Section 1.6: Outliers
At the end of this section you should be able to answer the following questions:
- Explain the differences between a spurious and non-spurious outlier.
- Identify the level of z score for a response that typically indicates an outlier.
One of the major concerns when analysing data is the effect that outliers – which are unusually high or low data points – can have on the overall results. For example, if you were asking everyday people how many cups of coffee they consume a day, and most of the responses were between zero to four, that would be a normal spread of responses.
However, if you had one participant who responded that they consumed 17 cups of coffee a day, we would consider this response to be an outlier when compared to the rest of the participants. We could assume this participant has either a caffeine problem or they have incorrectly entered their response. Either way, this response will increase the mean for this particular sample, without being representative of the average coffee drinker.
There are a number of ways to statistically identify outliers in your data set. Participant responses to any variable can be transformed to a “z score,” which is a basic transformation allowing you to compare responses across cases to a standardized response, which has a mean of 0 and standard deviation of 1. If a response has a z score of greater than +/- 3.3, it is to be considered to be an outlier. Another way is to graph the data using a box plot or bar graph, and visually identify the outliers. We will run through these options in greater detail later.

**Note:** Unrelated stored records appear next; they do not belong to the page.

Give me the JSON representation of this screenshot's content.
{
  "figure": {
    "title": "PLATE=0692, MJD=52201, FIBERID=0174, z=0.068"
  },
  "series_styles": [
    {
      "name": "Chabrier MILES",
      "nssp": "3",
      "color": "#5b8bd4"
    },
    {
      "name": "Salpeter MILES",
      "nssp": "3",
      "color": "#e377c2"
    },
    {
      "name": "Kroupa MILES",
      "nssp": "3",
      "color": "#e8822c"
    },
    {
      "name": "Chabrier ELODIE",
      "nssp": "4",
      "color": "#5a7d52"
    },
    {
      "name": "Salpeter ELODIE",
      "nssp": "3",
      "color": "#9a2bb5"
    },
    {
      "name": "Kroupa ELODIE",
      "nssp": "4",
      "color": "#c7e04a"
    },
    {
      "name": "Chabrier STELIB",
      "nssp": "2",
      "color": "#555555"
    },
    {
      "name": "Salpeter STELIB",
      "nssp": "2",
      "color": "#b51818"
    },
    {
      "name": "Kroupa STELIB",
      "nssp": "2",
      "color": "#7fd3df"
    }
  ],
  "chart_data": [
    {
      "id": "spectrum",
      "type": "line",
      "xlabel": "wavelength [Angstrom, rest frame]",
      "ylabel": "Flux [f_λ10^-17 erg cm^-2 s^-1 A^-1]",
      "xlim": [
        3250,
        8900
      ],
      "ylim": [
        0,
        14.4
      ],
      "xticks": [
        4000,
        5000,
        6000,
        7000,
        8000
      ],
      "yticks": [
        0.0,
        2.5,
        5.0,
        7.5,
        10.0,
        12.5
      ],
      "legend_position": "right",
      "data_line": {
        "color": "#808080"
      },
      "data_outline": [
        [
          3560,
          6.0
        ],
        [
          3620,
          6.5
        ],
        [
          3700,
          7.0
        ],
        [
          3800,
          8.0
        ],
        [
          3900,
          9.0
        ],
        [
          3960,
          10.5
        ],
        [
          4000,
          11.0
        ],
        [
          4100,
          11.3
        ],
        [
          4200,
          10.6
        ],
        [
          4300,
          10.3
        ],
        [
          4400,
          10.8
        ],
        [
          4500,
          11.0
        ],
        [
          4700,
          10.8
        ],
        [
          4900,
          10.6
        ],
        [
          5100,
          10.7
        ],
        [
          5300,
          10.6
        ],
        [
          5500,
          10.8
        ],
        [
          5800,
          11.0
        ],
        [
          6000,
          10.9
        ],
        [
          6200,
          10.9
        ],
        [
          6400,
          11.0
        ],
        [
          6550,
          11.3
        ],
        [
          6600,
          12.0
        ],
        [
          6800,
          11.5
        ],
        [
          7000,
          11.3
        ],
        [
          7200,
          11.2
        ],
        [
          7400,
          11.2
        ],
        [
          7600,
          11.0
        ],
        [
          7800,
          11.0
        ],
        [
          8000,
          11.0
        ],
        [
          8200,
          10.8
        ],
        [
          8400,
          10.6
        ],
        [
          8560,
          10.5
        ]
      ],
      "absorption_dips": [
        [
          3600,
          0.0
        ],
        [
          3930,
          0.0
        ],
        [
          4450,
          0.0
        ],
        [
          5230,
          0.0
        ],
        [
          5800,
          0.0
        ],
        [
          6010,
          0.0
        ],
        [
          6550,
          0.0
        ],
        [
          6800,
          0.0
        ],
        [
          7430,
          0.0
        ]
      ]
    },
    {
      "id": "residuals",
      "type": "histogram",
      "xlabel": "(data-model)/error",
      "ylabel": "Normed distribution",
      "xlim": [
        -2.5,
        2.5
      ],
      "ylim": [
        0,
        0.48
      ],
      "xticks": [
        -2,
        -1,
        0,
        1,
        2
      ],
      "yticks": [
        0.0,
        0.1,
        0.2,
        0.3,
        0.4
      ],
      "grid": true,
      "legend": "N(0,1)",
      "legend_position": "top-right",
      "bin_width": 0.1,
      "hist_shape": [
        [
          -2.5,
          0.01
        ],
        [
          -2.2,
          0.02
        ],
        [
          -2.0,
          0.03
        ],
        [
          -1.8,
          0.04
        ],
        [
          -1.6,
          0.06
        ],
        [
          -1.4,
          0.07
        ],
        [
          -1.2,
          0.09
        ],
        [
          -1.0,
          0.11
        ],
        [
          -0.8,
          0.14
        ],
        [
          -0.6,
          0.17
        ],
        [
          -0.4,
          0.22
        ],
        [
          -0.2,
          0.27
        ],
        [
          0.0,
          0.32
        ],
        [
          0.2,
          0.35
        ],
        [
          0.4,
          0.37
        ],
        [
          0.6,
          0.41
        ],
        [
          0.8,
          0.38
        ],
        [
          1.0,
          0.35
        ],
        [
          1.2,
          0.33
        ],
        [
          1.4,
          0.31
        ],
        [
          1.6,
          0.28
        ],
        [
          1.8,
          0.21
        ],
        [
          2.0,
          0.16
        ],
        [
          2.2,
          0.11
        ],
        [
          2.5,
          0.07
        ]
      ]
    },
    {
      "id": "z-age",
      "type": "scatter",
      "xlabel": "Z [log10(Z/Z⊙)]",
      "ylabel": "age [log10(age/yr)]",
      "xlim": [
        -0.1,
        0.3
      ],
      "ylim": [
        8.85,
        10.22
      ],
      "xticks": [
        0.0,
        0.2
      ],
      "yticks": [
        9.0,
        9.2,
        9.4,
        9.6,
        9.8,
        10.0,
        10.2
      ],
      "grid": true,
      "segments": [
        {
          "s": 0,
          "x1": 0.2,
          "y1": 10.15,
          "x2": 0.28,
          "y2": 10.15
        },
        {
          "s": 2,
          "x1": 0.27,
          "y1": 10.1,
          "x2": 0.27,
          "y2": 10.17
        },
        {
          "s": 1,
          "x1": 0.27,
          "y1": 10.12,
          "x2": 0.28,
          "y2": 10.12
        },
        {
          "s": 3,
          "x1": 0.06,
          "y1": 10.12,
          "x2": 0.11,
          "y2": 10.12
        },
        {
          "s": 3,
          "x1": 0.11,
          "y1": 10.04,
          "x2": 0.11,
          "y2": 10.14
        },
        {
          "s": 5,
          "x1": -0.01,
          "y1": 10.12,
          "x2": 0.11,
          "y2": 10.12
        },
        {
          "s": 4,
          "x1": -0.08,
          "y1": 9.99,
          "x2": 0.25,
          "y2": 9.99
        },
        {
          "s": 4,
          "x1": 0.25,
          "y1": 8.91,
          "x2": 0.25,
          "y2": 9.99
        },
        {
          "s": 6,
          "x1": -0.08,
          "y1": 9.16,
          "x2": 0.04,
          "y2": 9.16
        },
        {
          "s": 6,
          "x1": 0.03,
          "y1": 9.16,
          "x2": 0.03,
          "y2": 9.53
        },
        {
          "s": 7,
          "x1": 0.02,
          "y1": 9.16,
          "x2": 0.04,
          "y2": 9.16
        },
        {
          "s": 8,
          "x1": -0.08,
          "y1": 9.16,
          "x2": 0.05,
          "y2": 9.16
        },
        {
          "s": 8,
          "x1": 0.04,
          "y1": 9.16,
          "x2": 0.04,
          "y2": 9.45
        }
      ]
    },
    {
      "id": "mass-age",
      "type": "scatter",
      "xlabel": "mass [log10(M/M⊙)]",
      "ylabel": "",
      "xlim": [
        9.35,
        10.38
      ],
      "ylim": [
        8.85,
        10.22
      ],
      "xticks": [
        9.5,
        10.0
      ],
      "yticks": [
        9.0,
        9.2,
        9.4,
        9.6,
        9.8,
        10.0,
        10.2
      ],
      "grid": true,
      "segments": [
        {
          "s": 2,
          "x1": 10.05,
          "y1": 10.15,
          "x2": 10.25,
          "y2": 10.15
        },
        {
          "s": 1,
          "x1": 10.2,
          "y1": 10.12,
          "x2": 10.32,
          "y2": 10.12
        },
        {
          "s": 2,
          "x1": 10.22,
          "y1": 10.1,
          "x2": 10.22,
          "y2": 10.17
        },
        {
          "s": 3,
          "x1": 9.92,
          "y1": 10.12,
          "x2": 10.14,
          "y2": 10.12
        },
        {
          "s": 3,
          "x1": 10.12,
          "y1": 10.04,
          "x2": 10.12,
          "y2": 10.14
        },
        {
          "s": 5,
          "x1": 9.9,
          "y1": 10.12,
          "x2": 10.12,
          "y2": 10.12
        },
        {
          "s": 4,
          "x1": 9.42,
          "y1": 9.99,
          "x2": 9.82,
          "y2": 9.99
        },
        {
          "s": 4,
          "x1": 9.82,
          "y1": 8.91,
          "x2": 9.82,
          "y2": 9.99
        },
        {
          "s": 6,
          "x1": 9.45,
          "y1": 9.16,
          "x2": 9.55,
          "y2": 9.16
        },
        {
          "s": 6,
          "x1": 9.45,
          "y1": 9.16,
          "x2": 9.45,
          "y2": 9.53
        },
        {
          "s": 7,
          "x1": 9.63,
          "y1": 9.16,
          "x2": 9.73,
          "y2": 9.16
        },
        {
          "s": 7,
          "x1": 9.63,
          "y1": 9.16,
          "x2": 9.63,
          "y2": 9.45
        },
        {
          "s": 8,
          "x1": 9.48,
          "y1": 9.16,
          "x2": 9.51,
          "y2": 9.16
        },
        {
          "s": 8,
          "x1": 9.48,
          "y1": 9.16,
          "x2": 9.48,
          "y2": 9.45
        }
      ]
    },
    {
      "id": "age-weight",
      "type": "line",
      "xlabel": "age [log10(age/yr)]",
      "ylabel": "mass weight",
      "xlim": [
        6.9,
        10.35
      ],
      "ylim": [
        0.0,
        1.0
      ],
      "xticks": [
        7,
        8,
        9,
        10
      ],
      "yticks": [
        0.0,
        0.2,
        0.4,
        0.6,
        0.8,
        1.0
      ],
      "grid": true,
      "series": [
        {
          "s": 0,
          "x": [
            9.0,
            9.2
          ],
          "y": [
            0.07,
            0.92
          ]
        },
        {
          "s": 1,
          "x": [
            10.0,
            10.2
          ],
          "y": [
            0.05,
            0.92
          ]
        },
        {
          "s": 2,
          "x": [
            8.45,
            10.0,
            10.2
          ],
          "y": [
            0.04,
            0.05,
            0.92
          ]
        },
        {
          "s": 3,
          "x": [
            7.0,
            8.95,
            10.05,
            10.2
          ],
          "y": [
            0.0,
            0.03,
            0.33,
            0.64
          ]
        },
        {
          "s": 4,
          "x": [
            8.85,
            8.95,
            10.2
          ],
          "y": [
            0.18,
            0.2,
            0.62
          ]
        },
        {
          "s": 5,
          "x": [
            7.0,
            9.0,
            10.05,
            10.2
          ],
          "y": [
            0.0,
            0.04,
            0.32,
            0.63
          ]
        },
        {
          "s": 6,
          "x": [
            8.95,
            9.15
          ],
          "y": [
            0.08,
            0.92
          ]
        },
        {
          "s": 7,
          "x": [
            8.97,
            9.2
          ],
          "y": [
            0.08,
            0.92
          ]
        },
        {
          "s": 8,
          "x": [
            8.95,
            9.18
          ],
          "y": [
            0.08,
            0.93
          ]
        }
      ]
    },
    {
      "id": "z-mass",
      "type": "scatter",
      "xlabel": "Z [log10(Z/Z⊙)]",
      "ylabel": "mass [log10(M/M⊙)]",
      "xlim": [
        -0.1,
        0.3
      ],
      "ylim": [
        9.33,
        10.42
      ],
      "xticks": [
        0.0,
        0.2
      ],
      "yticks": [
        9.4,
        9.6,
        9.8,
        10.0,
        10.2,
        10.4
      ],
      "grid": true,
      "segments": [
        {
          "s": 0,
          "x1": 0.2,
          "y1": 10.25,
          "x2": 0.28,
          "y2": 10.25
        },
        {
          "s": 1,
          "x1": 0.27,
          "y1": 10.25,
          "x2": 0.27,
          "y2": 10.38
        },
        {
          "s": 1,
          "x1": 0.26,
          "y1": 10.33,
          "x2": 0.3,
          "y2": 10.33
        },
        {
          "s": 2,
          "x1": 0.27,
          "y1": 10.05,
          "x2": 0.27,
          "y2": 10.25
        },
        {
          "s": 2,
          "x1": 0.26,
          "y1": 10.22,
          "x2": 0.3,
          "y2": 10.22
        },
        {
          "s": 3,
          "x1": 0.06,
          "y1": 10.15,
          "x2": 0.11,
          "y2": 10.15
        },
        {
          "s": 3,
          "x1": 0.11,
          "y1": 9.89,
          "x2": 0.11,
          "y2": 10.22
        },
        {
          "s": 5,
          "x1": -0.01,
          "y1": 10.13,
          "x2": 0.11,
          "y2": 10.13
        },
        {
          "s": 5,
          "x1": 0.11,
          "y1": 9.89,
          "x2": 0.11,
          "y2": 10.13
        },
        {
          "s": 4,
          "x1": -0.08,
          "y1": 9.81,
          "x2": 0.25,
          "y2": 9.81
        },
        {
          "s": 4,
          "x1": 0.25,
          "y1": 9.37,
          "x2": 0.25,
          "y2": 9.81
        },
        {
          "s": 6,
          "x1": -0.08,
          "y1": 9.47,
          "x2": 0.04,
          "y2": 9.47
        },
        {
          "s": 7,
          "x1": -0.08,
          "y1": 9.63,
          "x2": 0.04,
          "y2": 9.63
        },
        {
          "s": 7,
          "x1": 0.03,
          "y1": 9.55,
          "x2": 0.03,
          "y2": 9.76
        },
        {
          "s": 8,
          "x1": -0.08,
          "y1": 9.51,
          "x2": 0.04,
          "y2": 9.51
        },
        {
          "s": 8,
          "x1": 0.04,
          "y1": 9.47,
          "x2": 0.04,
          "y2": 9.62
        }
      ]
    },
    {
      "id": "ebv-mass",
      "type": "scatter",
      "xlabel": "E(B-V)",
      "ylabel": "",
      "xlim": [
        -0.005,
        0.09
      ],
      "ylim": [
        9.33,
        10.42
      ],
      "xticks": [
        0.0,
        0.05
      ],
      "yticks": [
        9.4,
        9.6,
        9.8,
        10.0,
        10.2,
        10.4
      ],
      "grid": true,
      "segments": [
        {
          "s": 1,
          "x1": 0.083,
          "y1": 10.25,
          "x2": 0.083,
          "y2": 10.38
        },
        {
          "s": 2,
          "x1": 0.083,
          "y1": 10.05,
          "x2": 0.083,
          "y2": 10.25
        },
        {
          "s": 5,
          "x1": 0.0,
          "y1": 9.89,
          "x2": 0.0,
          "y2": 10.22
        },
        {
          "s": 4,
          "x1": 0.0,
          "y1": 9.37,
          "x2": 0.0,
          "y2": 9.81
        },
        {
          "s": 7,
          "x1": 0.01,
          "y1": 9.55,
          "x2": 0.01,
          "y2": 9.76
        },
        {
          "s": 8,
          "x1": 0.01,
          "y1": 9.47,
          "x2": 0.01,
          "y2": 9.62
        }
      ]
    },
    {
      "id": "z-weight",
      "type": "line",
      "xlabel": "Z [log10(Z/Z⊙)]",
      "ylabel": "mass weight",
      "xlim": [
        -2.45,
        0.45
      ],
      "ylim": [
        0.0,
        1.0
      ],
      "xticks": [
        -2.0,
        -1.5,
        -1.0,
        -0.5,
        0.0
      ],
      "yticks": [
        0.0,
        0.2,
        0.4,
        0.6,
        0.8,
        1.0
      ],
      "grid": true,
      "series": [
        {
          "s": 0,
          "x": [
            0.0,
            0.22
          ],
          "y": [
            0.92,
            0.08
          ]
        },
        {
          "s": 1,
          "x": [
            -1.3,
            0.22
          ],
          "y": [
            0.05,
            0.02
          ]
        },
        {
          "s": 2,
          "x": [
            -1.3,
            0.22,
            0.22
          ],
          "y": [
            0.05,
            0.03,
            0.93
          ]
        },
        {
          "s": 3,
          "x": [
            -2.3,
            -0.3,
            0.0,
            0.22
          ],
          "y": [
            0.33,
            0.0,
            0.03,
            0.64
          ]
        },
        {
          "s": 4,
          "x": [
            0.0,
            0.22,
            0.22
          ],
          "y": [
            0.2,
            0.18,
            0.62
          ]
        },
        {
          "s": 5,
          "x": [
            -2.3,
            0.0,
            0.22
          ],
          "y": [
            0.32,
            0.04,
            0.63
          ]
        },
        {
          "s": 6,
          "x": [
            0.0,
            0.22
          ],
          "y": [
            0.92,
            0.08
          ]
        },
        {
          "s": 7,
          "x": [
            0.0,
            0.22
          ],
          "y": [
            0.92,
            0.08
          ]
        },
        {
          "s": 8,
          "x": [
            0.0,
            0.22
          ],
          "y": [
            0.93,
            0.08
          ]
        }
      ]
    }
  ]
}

Normally, when you find outliers you can do two things: include them in the final analysis if you consider the outliers to be non-spurious, or you can remove them if the outliers have occurred for spurious reasons, meaning that they do not reflect accurate responses. If the outliers don’t make sense in the context of the question, or are extreme without any potential justification, is a good idea to consider these as spurious responses and just remove them from the analysis. However, if you do find some responses that make sense or are only slightly outside the acceptable z score (+/-3.3), it may be worth considering them to be non-spurious outliers and keeping them for analysis.